One local business has been evolving for 40 years.
Since it was founded in 1979, the business model at Allegra Marketing Print Mail has undergone several transitions in order to grow and remain competitive in the print and marketing industry.
The company has transitioned from a quick print and graphic design center to a full-service web-to-print, large format print provider, specializing in online, digital and strategic marketing.
The Grand Rapids-based center provides an array of marketing, print, design, apparel, signage, promotional product needs and mailing services to local businesses and nonprofit organizations in West Michigan.
Ron and Bev Vetter founded Allegra Marketing Print Mail. The business is locally owned and is a member of the Alliance Franchise Brands. One of the franchise brands is Allegra. There are about 300 Allegra locations in the country, and Allegra Marketing Print Mail is the largest in the state.

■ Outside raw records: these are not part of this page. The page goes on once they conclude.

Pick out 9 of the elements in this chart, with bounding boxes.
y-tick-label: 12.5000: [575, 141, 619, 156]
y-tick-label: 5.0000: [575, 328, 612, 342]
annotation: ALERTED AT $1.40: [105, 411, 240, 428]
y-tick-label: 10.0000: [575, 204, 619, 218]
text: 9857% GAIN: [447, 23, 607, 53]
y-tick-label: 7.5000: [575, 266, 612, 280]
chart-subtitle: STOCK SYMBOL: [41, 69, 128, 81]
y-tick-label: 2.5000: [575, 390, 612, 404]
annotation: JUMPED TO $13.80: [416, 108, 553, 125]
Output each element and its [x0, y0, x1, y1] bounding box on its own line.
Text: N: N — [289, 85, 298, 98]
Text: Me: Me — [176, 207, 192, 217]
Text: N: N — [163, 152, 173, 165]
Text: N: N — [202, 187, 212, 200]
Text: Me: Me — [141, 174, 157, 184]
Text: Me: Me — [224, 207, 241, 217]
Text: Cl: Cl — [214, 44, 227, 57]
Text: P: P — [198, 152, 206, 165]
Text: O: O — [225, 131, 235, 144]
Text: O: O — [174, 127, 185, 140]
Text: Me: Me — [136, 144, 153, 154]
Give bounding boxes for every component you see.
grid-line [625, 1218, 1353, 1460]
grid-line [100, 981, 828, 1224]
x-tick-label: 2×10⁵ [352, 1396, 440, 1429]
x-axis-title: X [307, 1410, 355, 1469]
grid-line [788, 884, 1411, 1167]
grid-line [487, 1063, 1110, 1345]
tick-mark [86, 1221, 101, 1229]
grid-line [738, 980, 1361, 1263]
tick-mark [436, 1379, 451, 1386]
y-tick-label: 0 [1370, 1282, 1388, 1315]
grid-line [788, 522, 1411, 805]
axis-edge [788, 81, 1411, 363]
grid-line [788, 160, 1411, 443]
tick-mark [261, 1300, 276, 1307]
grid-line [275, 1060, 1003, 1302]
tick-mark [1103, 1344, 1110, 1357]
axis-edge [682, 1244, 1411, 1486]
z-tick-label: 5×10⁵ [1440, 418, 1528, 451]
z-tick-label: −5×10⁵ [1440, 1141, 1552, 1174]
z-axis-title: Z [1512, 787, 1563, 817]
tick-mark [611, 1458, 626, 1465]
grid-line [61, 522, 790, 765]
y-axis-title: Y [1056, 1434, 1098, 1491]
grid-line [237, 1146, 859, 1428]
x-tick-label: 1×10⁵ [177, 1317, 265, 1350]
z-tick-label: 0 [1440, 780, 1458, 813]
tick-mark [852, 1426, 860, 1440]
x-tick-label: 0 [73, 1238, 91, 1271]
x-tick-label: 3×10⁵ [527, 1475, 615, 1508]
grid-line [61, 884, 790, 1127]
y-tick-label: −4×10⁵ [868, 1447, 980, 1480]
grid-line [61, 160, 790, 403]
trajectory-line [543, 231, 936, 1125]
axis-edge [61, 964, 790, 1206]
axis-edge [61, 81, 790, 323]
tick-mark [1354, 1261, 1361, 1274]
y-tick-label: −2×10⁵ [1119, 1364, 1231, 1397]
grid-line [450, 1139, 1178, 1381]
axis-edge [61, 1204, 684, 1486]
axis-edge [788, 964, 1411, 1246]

Eric Vetter has been the president of Allegra Marketing Print Mail for over 20 years. He said when the company was founded in 1979, it was simply a quick printing company where people could walk in and order their printing while they waited. He said they worked with businesses, churches, individuals and nonprofit organizations. Most of the things that were printed then were black and white brochures, booklets, Christmas cards and wedding invitations, among other products. Eric Vetter said initially they used typesetting to print.
“They didn’t have desktop computers to create files,” he said. “They had typesetting … and you would type in your text in commands. It was very complicated. You would (then) print it out and hope that it was in the right position because you (couldn’t) see it on the screen. You had to give a command to make it bold and when you printed it out you would hope that you got it in the right position.”
As time went on, Allegra Marketing Print Mail started using four-color (cyan, magenta, yellow and black) printing. The center also began using digital printing and large format printing.
Vetter said the change in the print industry was always apparent.
“In the print industry, ever since we have been in it, it wasn’t like a light bulb went off and we decided to change, it was right there in (our) face because the world (was) changing,” he said. “When the first Macintosh computers came out (we) could see the potential for it and said, ‘Oh, jeez, I think we need to get one of those if we don’t want to get left behind in this world.’
“You have to embrace the change in technology. When the digital printing devices came out and they can do things for less money than an offset press, you could see it, that the world is changing here and if you want to remain relevant to your clients, then you need to upgrade and pay attention to what your clients’ needs are as you are doing business.”
With the rapid change in the printing industry, the company began focusing on businesses and nonprofits, moving away from the consumer market. It expanded services to include printing of binders, business forms, door hangers, flyers, newsletters, folders, manuals, business cards, calendars, envelopes, labels, notepads and postcards, among other things. Also, the company changed its model. Instead of customers going to Allegra, its employees now meet at the clients’ location.
In the 1990s, Allegra Marketing Print Mail got into the direct mailing business, which allowed the company to mail printed products to their clients.
“We address the mail (and) we sort it to get postal discounts for our clients,” Vetter said. “If you do the sorting for the post office, the post office charges a lower postal rate (because) in a sense, you are doing part of the work that they do. If you sort it, put it into trays, then it saves them time and then they give you a discount on your postage when you do that. Instead of paying 55 cents per mail, you might even pay 28 cents or less than 20 cents in some cases.
“Now direct mail is getting more popular. The digital media is getting more saturated. You get so many emails in your (inbox), you delete them before you can even look at them. With direct mail, at least you are going to see it. You can throw it out, but you can’t delete it. You are going to see it for sure.”
In the early 2000s, Allegra Marketing Print Mail added marketing to its services, which also include website creation and cross-channel marketing campaigns.
“The cross-channel marketing campaigns include print and an online digital element that is coordinated at the same time for more effective marketing,” Vetter said. “When you can market on more than one channel, your response rate generally will increase. We are doing a lot of cross-channel marketing with the new media and what print is — the old media.”
The growth of Allegra Marketing Print Mail is not only the result of adjusting to the changing industry; the company also has acquired four West Michigan printing companies along the way. The company once had five locations in the area, but Vetter said it now is consolidated to one location where all the printing and design work is done in-house.
As a member of the Alliance Franchise Brands, Vetter said they assist with marketing support, financial benchmark studies and purchasing contracts with companies.